The key idea behind this effort is GPU partitioning. With partitioning enabled, a single AMD Instinct GPU can be divided so it behaves like multiple separate devices. That lets software allocate compute capacity more precisely depending on factors like model size, how many users or requests are running at once (concurrency), and how much performance headroom is available at any given moment.
SoftBank says the orchestrator was developed in collaboration with AMD and is designed to take advantage of Instinct’s partitioning capabilities to improve flexibility and efficiency when running AI applications. In practical terms, this means lighter jobs don’t need to hog an entire GPU, while heavier jobs can be given larger slices—or even an entire device—when required.
Under the hood, SoftBank’s orchestrator focuses on distributing compute within the GPU by separating workloads across multiple GPU instances that run on individual Accelerator Complex Dies (XCDs). This design can be configured in different modes depending on how fine-grained the split needs to be. For example, a single instance setup can keep the GPU as one large pool, while a more segmented configuration can scale up to eight instances, increasing granularity as you add more partitions.
It’s not just compute being divided, either. The orchestrator also taps into the GPU’s high-bandwidth memory setup by splitting memory into distinct HBM regions assigned per GPU instance. That means each partition can have its own memory pool, which helps make the slices behave more like truly separate devices rather than multiple tasks fighting over the same memory resources.
One of SoftBank’s biggest goals here is tighter, lower-level control over how GPU resources are assigned, while also maintaining strict hardware-level isolation. That isolation matters because shared accelerators can sometimes introduce unpredictable latency spikes when workloads interfere with each other. By enforcing clearer boundaries between partitions, SoftBank is aiming for more consistent performance—especially in environments where many AI tasks run side by side.
SoftBank hasn’t shared benchmarks or performance numbers yet, but it claims the setup enables “optimal resource allocation,” with particular usefulness for smaller and mid-sized AI workloads (often discussed as SLM and MLM use cases), where right-sizing GPU resources can make a major difference in utilization and cost efficiency.
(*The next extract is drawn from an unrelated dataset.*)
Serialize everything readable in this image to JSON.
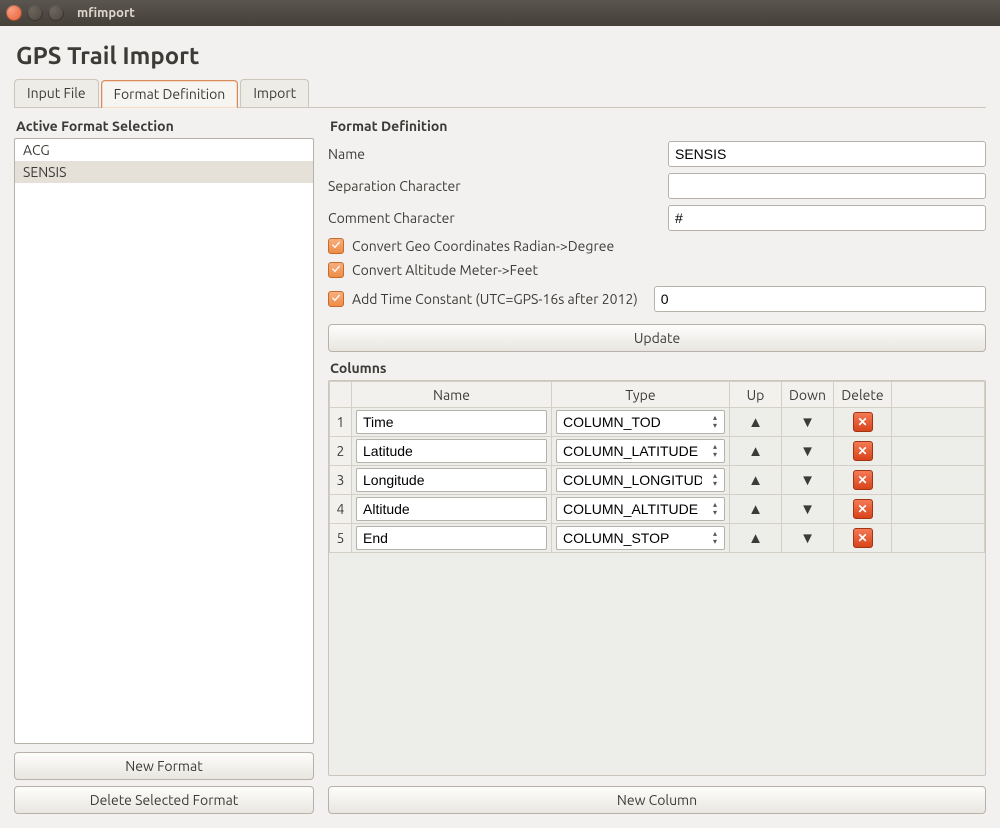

For now, SoftBank’s implementation is focused on AMD Instinct GPUs, though the company also signaled interest in exploring similar orchestrator concepts for other AI accelerators in the future. If this approach delivers on its goals, it could be a meaningful step toward making AI infrastructure more adaptable—letting organizations squeeze more real-world throughput out of expensive GPU hardware without sacrificing workload predictability.